The beauty and sensitivity with which Ms. Cahalan relays her story is truly exceptional. This is a highly recommended book that will have you thinking about what is real and what is merely perceived as reality by your brain. Can you honestly say that everything you experience on a daily basis, and everything you have ever experienced for that matter, has really happened in the way you thought it did, or that it happened at all?
This book will have you thinking about that…for many a long, sleepless night.
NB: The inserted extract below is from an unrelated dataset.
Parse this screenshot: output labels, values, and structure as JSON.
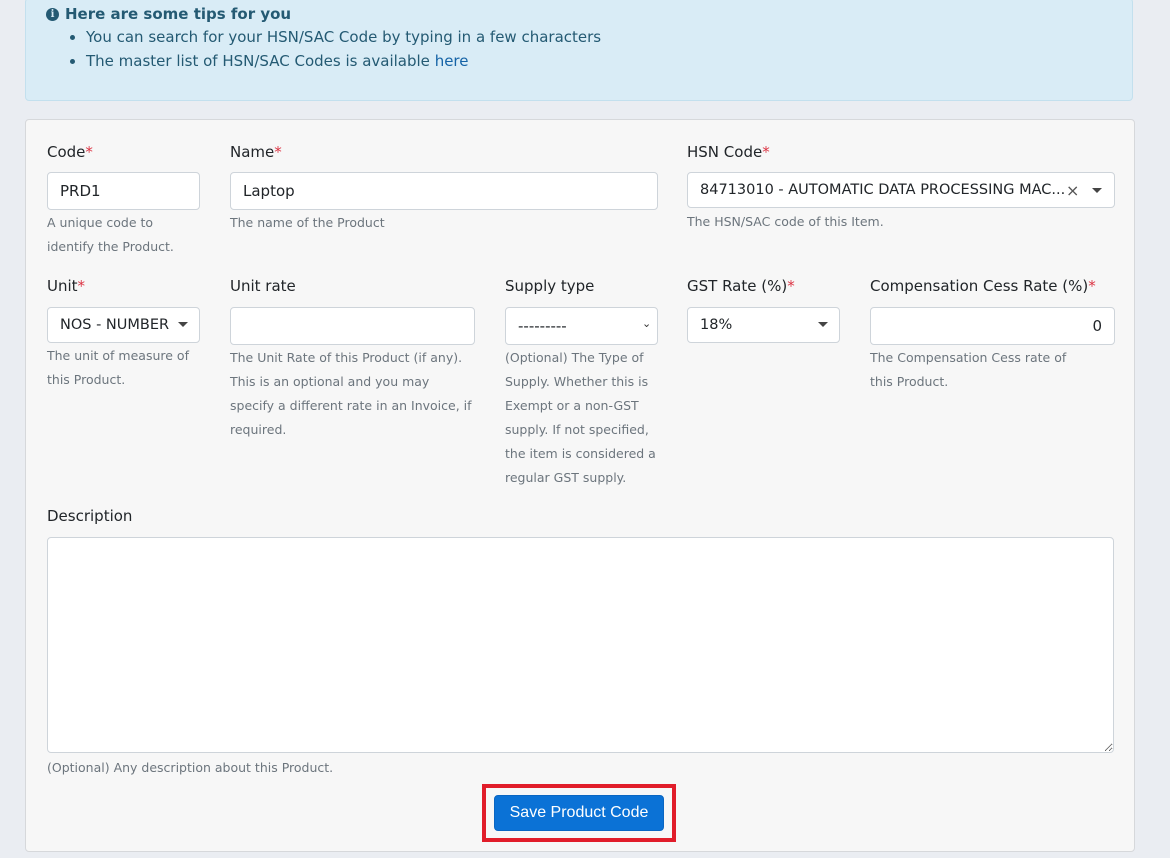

I will be starting my own version of a book review, or perhaps a ‘non’ book review called The Hurley Edition Book Report. Instead of presuming to review a book, believing that I know best or better than anyone else, especially the author, I’d rather write my own thoughts and impressions of a book, promoting it and the author along the way. After all, it’s a small world and business we are in and we should be encouraging each other, not tearing each other down, which I have seen in many “book review blogs”. So I thought a new approach would be in order and that approach is —- a THE Report. (The Hurley Edition Report) So keep on the lookout for those, as they are a new concept and welcome addition to The Hurley Edition that will be launching soon with a book close to my heart, and that’s all I’ll say for now!! Soon, everyone will be saying, “Have you been reviewed by The Globe & Mail?”, “Not yet, but I’ve been given a THE Report on The Hurley Edition!!” says the beaming author! That’s my hope, anyway.
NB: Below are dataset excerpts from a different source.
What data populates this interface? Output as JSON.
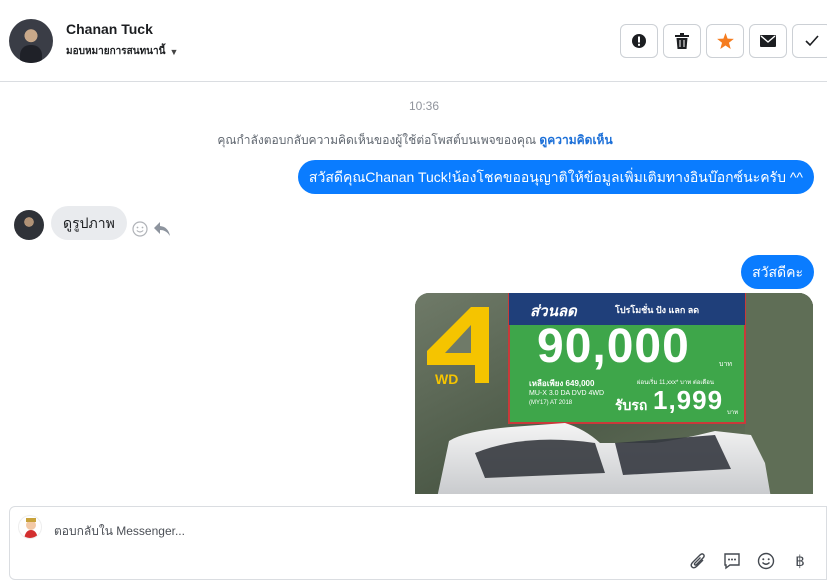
{
  "header": {
    "contact_name": "Chanan Tuck",
    "assignee_label": "มอบหมายการสนทนานี้",
    "actions": [
      {
        "name": "spam-button",
        "icon": "alert-icon"
      },
      {
        "name": "delete-button",
        "icon": "trash-icon"
      },
      {
        "name": "star-button",
        "icon": "star-icon",
        "color": "#f57c1f"
      },
      {
        "name": "mark-unread-button",
        "icon": "envelope-icon"
      },
      {
        "name": "mark-done-button",
        "icon": "check-icon"
      }
    ]
  },
  "thread": {
    "timestamp": "10:36",
    "context_text": "คุณกำลังตอบกลับความคิดเห็นของผู้ใช้ต่อโพสต์บนเพจของคุณ",
    "context_link": "ดูความคิดเห็น",
    "messages": [
      {
        "from": "page",
        "text": "สวัสดีคุณChanan Tuck!น้องโชคขออนุญาติให้ข้อมูลเพิ่มเติมทางอินบ๊อกซ์นะครับ ^^"
      },
      {
        "from": "user",
        "text": "ดูรูปภาพ"
      },
      {
        "from": "page",
        "text": "สวัสดีคะ"
      }
    ],
    "image_ad": {
      "badge_number": "4",
      "badge_suffix": "WD",
      "headline": "ส่วนลด",
      "promo_line": "โปรโมชั่น ปัง แลก ลด",
      "discount": "90,000",
      "discount_unit": "บาท",
      "price_label": "เหลือเพียง 649,000",
      "monthly_label": "ผ่อนเริ่ม 11,xxx* บาท ต่อเดือน",
      "model": "MU-X 3.0 DA DVD 4WD",
      "model_year": "(MY17) AT 2018",
      "pickup_label": "รับรถ",
      "pickup_price": "1,999",
      "pickup_unit": "บาท"
    }
  },
  "composer": {
    "placeholder": "ตอบกลับใน Messenger..."
  },
  "colors": {
    "outgoing_bubble": "#0a7cff",
    "incoming_bubble": "#e9ebee",
    "link": "#1b6fd8",
    "star": "#f57c1f"
  }
}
I was always told, “If you don’t have anything nice to say, then don’t say anything at all!” This way, I don’t promise to write a review for every book or ARC that I receive, but I CAN promise to write a THE Report on books that strike me as great, interesting, amazing, as well as needing that all important exposure that we so desperately need as beginning writers, or even as published writers; especially here in Canada. So it is in the spirit of mutual beneficial involvement that I start this endeavour. I would also encourage as many fellow bloggers, authors, both, and even the mainstream media to create their own versions of THE Reports. Book reports on what was good or great about the book that you’ve read. Look for the amazing things in a book that you read instead of criticisms to put others down, or make them look bad in the harsh public light of the mainstream media, perhaps costing authors a chance at nominations for awards or agents or grants. All of these are incredibly important to anyone trying to “get the voices out of their heads” and onto the page. In the end, we all benefit from better supported arts. We get better books and artists who just may be able….maybe…to live above the poverty line for the first time in our country’s history.